When listening to recent chart music, an unsettling feeling may creep through the soundwaves: deja-vu. What you’re noticing is a huge increase in the number of songs making use of sampling. Sampling is the practice of taking audio from existing songs and repurposing them for new music.
While sampling is not new, the frequency and blatantness of its use has skyrocketed in recent years, with many hits shamelessly lifting elements or entire choruses from existing songs;, David Guetta’s ‘I’m Good (Blue)’, Nicki Minaj's ‘Super Freaky Girl’, Doja Cat’s ‘Paint The Town Red’ and Jack Harlow’s last two number ones are just a few examples.
Even Miley Cyrus’s Grammy award-winning ‘Flowers’, while not a direct sample, interpolates Bruno Mars’ When I Was Your Man’ and Gloria Gaynor’s ‘I Will Survive’. But what has caused this fixation with repackaging older hits? Music critics will offer a million think pieces, but arguing that artists have simply ‘ran out of ideas’ and music is ‘just worse now’ is even lazier than the sampling in question.
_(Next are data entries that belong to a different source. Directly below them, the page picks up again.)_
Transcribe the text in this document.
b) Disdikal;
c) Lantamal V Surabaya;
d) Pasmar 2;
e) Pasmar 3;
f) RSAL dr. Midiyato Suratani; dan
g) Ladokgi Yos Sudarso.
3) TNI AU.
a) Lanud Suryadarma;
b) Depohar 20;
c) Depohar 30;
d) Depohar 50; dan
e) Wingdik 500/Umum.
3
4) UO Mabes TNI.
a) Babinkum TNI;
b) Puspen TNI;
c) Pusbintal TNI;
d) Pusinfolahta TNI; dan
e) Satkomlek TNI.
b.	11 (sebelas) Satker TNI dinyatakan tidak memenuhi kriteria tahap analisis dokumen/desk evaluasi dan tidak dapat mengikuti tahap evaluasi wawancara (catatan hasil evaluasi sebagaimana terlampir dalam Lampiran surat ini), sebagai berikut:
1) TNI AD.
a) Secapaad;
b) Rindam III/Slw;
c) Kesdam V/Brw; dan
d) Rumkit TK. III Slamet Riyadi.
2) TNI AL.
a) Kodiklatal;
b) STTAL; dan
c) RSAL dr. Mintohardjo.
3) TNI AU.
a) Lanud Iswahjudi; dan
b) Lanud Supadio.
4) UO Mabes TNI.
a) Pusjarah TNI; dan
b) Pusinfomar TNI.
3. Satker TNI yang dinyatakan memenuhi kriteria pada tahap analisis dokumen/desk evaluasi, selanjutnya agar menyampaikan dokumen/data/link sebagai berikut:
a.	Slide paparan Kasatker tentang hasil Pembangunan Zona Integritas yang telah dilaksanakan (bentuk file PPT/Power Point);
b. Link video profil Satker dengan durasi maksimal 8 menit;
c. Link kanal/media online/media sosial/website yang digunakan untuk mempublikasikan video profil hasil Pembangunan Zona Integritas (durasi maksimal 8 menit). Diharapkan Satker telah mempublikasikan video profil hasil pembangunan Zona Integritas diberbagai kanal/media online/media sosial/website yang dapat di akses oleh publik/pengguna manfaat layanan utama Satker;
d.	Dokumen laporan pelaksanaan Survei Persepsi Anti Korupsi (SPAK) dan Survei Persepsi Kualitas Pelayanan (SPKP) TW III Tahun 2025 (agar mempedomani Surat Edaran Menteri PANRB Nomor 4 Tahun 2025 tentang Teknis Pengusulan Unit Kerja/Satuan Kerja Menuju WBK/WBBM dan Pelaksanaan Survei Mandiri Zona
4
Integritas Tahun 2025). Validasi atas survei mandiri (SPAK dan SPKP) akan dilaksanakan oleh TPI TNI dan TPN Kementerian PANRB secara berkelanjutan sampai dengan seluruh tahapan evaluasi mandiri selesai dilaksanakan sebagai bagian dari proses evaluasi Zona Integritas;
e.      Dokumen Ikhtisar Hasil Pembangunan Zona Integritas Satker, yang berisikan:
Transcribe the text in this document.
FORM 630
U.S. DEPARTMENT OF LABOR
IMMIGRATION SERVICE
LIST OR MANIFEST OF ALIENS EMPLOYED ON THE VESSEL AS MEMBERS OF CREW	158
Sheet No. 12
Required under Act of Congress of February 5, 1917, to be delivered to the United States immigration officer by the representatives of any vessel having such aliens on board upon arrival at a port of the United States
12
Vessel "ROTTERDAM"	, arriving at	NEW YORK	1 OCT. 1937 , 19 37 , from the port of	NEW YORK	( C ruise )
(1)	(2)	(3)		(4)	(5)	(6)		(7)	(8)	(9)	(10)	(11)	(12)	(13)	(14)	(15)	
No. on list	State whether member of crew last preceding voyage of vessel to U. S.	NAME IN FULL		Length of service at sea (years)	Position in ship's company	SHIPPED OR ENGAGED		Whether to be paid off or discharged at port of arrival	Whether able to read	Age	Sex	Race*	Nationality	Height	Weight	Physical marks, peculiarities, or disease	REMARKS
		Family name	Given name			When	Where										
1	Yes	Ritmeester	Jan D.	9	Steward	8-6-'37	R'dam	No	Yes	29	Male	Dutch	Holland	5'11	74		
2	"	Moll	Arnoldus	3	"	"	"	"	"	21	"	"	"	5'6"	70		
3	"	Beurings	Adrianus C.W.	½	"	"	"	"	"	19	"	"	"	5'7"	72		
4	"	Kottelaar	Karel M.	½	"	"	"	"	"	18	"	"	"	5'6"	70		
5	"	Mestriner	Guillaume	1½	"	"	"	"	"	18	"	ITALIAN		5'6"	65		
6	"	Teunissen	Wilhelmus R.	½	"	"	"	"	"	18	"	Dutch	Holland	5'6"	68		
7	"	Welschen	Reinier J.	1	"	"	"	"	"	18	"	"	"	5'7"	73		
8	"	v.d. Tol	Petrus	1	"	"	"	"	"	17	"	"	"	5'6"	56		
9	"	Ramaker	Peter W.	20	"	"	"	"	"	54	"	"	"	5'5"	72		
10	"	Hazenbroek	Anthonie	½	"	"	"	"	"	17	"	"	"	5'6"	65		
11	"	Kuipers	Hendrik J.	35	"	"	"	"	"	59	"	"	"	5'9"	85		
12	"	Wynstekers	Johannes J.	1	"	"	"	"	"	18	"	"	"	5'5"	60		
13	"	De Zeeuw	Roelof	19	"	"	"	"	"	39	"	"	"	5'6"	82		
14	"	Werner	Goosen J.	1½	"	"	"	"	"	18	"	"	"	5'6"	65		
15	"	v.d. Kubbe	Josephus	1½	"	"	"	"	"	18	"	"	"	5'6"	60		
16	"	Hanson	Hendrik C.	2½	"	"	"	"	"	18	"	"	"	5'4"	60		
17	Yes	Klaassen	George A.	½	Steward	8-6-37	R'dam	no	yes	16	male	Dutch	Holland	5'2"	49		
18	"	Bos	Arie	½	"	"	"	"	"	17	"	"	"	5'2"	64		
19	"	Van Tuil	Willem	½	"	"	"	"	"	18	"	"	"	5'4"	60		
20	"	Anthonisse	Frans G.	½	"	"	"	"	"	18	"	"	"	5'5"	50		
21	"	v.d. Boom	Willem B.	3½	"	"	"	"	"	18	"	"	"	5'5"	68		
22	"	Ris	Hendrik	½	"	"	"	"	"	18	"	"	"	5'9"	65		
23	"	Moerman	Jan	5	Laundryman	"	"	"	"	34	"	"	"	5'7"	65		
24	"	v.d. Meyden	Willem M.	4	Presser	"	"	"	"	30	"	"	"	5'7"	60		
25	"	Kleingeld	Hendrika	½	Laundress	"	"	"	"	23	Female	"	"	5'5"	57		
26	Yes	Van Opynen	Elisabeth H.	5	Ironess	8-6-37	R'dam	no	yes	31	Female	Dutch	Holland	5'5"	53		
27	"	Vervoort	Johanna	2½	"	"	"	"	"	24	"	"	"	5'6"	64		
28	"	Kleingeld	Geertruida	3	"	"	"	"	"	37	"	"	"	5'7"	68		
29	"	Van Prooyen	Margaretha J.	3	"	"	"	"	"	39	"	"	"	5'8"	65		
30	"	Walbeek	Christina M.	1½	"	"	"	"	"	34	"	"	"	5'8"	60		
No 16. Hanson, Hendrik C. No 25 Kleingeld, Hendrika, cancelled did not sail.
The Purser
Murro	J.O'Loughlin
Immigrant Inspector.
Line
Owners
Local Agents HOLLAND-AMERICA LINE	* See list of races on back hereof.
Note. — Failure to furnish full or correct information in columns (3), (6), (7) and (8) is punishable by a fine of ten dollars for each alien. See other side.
A more satisfying explanation lies in the shifting structures of the music industry, where avenues for discovery and consumption are entirely different than even a decade ago. TikTok, now the most essential generator of hits, is an app centred around finding new uses for existing sounds. Combined with streaming, which makes all music instantly accessible, hits can now emerge from any point in history. Just look at Fleetwood Mac’s ‘Dreams’ re-entering charts in 2020, or Taylor Swift’s 2019 non-single ‘Cruel Summer’ hitting number one in 2023. The definition of ‘modern’ hits is becoming increasingly fluid, with a greater focus on mining and recontextualising music of the past to create charts of the present, surely inspiring similar interest in sampling.
This coincides with the death of monoculture, which entails the idea that, with the rise of social media and streaming, entertainment has become infinitely more niche. When most people consumed the radio and performances on a handful of TV channels, we had definite hits and stars. Now, there is simply so much content and such ease of access that people begin to listen to their own unique selection of music while culturally saturating hits more and more; the ‘Call Me Maybe’’s and ‘Uptown Funk’’s that will be played at weddings until the end of time, seemingly become extinct.
It’s become difficult for songs to seep into the public consciousness: if you don’t really want to listen to something you rarely have to. I don’t know anyone my age who listens to the radio in the car, and background music in shops is drowned out by personal song choices blaring through headphones.
As people dictate their own listening, songs that anyone can sing along to become rare as hits are confined to niche audiences. Consider the ‘would your mum know it?’ factor as songs like ‘Boys A Liar Pt.2’ or ‘Die For You’ are technically hits, yet I doubt my parents have ever heard them. Similarly, I was convinced that everyone knew Kylie Minogue’s ‘Padam Padam’ or Troye Sivan’s ‘Rush’ (turns out I just inhabit an extraordinarily gay area of the TikTok algorithm.)
Even hits are often recognised only for 20 seconds after being featured in TikToks, resulting in painfully silent clubs for the other verses. This means it’s almost impossible to achieve truly ubiquitous hits without some external push like a viral sped-up remix, TikTok trend or attachment to a huge cultural moment, be that an artist’s immense existing fame, or from a popular film and TV show. It’s no coincidence that many of the only real hits of 2023 originate from the Barbie or Saltburn soundtrack.
It’s a phenomenon not confined to music as almost all of the 2023 box office successes were sequels and remakes, or tethered to some kind of existing brand*.* Therefore, increased sampling can largely be explained as a tactic of wielding existing associations from a time of smash hits, to draw attention to new songs in a much more diluted musical landscape (the Bruno Mars connection certainly achieved this for ‘Flowers’). After a few successful examples, it doesn’t take long for this technique to become a self-sustaining trend.
This doesn’t necessarily mean the death of originality though. The music industry is at a turning point, figuring out how to generate culturally dominating hits without shared cultural mediums to find them. If this entails an intermediate phase largely defined by reinterpreting existing songs, that's understandable. Sampling can create genuinely interesting and fun songs, and there’s still lots of original music out there (often found on the deep cuts of albums whose lead singles feature samples out of necessity). Issues arise if we decide that this is the end point for truly groundbreaking music as though we can now only miserably reinterpret the greats. But like 2010’s EDM or 2000’s pop punk, sampling will hopefully fade away into the memory of a phase we will look back on, maybe even fondly, once it’s over.